U.S. Q4 economic growth surpasses expectations
The U.S. economy outperformed expectations in the fourth quarter, spurred by robust consumer spending. This growth defied predictions of a 2023 recession, despite the Federal Reserve's aggressive interest rate hikes. The full year saw a 2.5% increase in economic growth.
The Commerce Department's Bureau of Economic Analysis reported a 3.3% annualized growth rate in gross domestic product for the last quarter in its preliminary estimate. This followed a 4.9% expansion in the third quarter. A Reuters poll of economists had projected a 2.0% growth rate, with estimates ranging from 0.8% to 2.8%. The current growth rate exceeds the Fed's non-inflationary growth target of around 1.8%.
Last year's acceleration from 1.9% in 2022 surprised industry leaders and economists who had anticipated a downturn since mid-2022. The economy's resilience is partly due to a strong labor market characterized by low layoffs and significant wage increases, supporting consumer spending.
In a separate report on Thursday, the Labor Department stated that initial claims for state unemployment benefits rose by 25,000 to a seasonally adjusted 214,000 for the week ending January 20, compared to the forecasted 200,000 claims.

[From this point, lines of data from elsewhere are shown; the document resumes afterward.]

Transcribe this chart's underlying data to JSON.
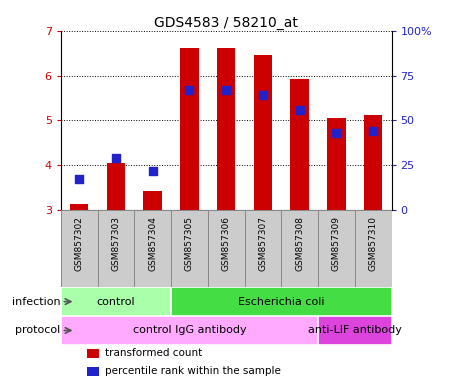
{
  "title": "GDS4583 / 58210_at",
  "samples": [
    "GSM857302",
    "GSM857303",
    "GSM857304",
    "GSM857305",
    "GSM857306",
    "GSM857307",
    "GSM857308",
    "GSM857309",
    "GSM857310"
  ],
  "transformed_count": [
    3.15,
    4.05,
    3.42,
    6.62,
    6.62,
    6.45,
    5.93,
    5.05,
    5.13
  ],
  "percentile_rank_scaled": [
    3.7,
    4.17,
    3.88,
    5.68,
    5.68,
    5.57,
    5.24,
    4.72,
    4.77
  ],
  "ylim_left": [
    3.0,
    7.0
  ],
  "ylim_right": [
    0,
    100
  ],
  "yticks_left": [
    3,
    4,
    5,
    6,
    7
  ],
  "yticks_right": [
    0,
    25,
    50,
    75,
    100
  ],
  "ytick_right_labels": [
    "0",
    "25",
    "50",
    "75",
    "100%"
  ],
  "bar_color": "#cc0000",
  "dot_color": "#2222cc",
  "bar_width": 0.5,
  "dot_size": 28,
  "infection_groups": [
    {
      "label": "control",
      "start": 0,
      "end": 3,
      "color": "#aaffaa"
    },
    {
      "label": "Escherichia coli",
      "start": 3,
      "end": 9,
      "color": "#44dd44"
    }
  ],
  "protocol_groups": [
    {
      "label": "control IgG antibody",
      "start": 0,
      "end": 7,
      "color": "#ffaaff"
    },
    {
      "label": "anti-LIF antibody",
      "start": 7,
      "end": 9,
      "color": "#dd44dd"
    }
  ],
  "legend_items": [
    {
      "label": "transformed count",
      "color": "#cc0000"
    },
    {
      "label": "percentile rank within the sample",
      "color": "#2222cc"
    }
  ],
  "infection_label": "infection",
  "protocol_label": "protocol",
  "sample_box_color": "#cccccc",
  "sample_box_edge": "#888888"
}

Government spending increases and near-zero interest rates during the COVID-19 pandemic have also played a role in averting a recession, allowing some corporations and households to secure low rates.
Economists, who had largely based their pessimistic forecasts on the Fed's rapid rate hikes to curb demand, are now revising their recession predictions and expecting slower growth this year. The Fed, meeting next week, is expected to maintain its policy rate at the current 5.25%-5.50% range.
With the GDP report indicating easing inflation pressures last quarter, the central bank is widely expected to start reducing rates in the first half of this year. Since March 2022, the Fed has increased its benchmark overnight rate by 525 basis points.